Storie simili emergono da altre prigionie. Rom Braslavski, ventun anni, guardia di sicurezza sempre al festival Nova, è stato affamato e torturato per settimane; i suoi aguzzini, secondo il racconto della madre, gli negavano il cibo perché non voleva convertirsi all’Islam.

A un altro ostaggio, Omri Miran, 48 anni, padre di due figli e massaggiatore shiatsu, rapito in un kibutz, è andata decisamente meglio; era riuscito a farsi benvolere probabilmente perché non è un militare: «Cucinava sempre per i suoi carcerieri, che adoravano le sue ricette e spesso giocavano a carte insieme, era un abitudine, un modo di sopravvivere per Omri e di sentirsi meno disumani per i miliziani», spiega il fratello.

Sono momenti drammatici ed estremi in cui la crudeltà convive con la possibilità di piccoli scambi, come se dentro la prigionia, in quell’intimità forzata, per alcuni momenti ognuno dimenticasse il proprio ruolo.

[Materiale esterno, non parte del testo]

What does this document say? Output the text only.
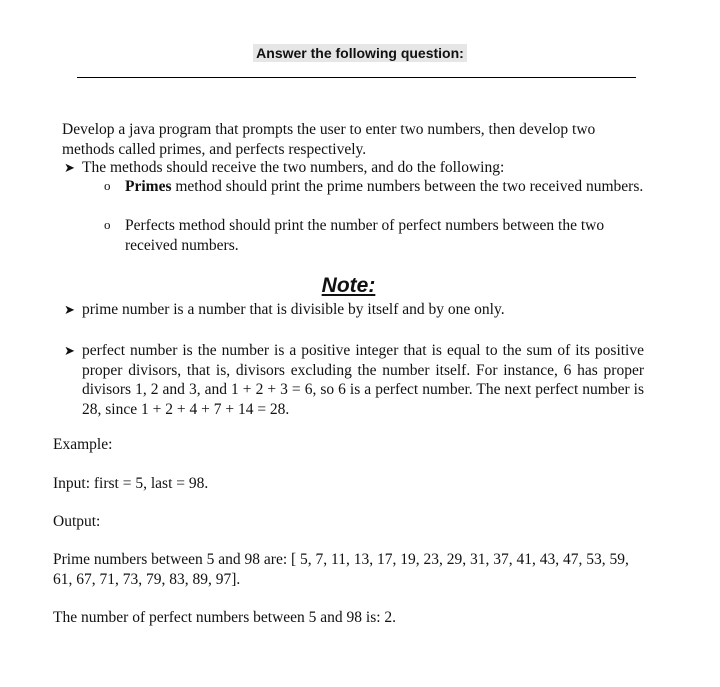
Answer the following question:
Develop a java program that prompts the user to enter two numbers, then develop two methods called primes, and perfects respectively.
➤ The methods should receive the two numbers, and do the following:
o Primes method should print the prime numbers between the two received numbers.
o Perfects method should print the number of perfect numbers between the two received numbers.
Note:
➤ prime number is a number that is divisible by itself and by one only.
➤ perfect number is the number is a positive integer that is equal to the sum of its positive proper divisors, that is, divisors excluding the number itself. For instance, 6 has proper divisors 1, 2 and 3, and 1 + 2 + 3 = 6, so 6 is a perfect number. The next perfect number is 28, since 1 + 2 + 4 + 7 + 14 = 28.
Example:
Input: first = 5, last = 98.
Output:
Prime numbers between 5 and 98 are: [ 5, 7, 11, 13, 17, 19, 23, 29, 31, 37, 41, 43, 47, 53, 59, 61, 67, 71, 73, 79, 83, 89, 97].
The number of perfect numbers between 5 and 98 is: 2.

In un’intervista a Haaretz, il padre di Nimrod Cohen ha raccontato che il figlio, malato e febbricitante, ha ricevuto cure mediche e perfino un cubo di Rubik da parte di un combattente che sapeva quanto gli piacesse.

Non mancano, naturalmente, le atrocità. A volte innescate dai comportamenti dei falchi del governo Netanyahu. Diversi ex prigionieri dicono di essere stati picchiati con brutalità dopo ogni dichiarazione del ministro della Sicurezza nazionale Itamar Ben Gvir sui detenuti palestinesi. Uno di loro, Segev Kalfon, ha precisato che ogni volta che il ministro parlava pubblicamente evocando rappresaglie e torture contro i detenuti politici, i carcerieri sfogavano la rabbia su di lui. Altri ancora ricordano le punizioni inflitte dopo le ondate di bombardamenti israeliani.

Tal Shoham, liberato dopo 505 giorni, ha detto: «Eravamo concessi appena 300 calorie al giorno e 300 ml d’acqua. Sentivamo l’aria rarefatta. In una stanza accanto a noi i carcerieri avevano cibo per mesi, rubato dagli aiuti umanitari. Ci hanno affamati di proposito, in modo sadico». In altri casi, la convivenza forzata generava dinamiche imprevedibili. Alcuni ostaggi erano spostati da una casa all’altra, nascosti tra le famiglie palestinesi che li ospitavano sotto minaccia. «Una donna anziana mi dava da bere di nascosto — ha detto uno di loro —, poi pregava che nessuno la vedesse. Non so se l’ha fatto per compassione nei miei confronti o per paura di Dio».

Alcune donne hanno parlato di condizioni estreme: una di loro ha passato 49 giorni senza dormire perché gli era stato tolto l’erogatore d’ossigeno di cui aveva bisogno per respirare, un’altra entra nei dettagli delle privazioni fisiche: «Cucinavamo con un solo piatto di riso al giorno, lavandoci una volta a settimana con acqua fredda».

Queste testimonianze contraddicono, almeno in parte, la narrazione ufficiale del governo di Benjamin Netanyahu, che continua ha sempre giustificato le operazioni militari nella Striscia— più di 68.000 morti palestinesi in due anni, la maggioranza civili — come l’unico mezzo per «liberare tutti gli ostaggi». In realtà, spiegano i familiari, proprio quei bombardamenti continui su Gaza hanno messo a rischio la vita dei loro figli e in alcuni casi li hanno uccisi direttamente. Una rottura traumatica con la tradizione dello Stato ebraico per il quale la vita dei propri cittadini è sacra e ha sempre contato più di ogni altra cosa. Senza dubbio più delle ambizioni personali di un premier e del suo governo di estremisti.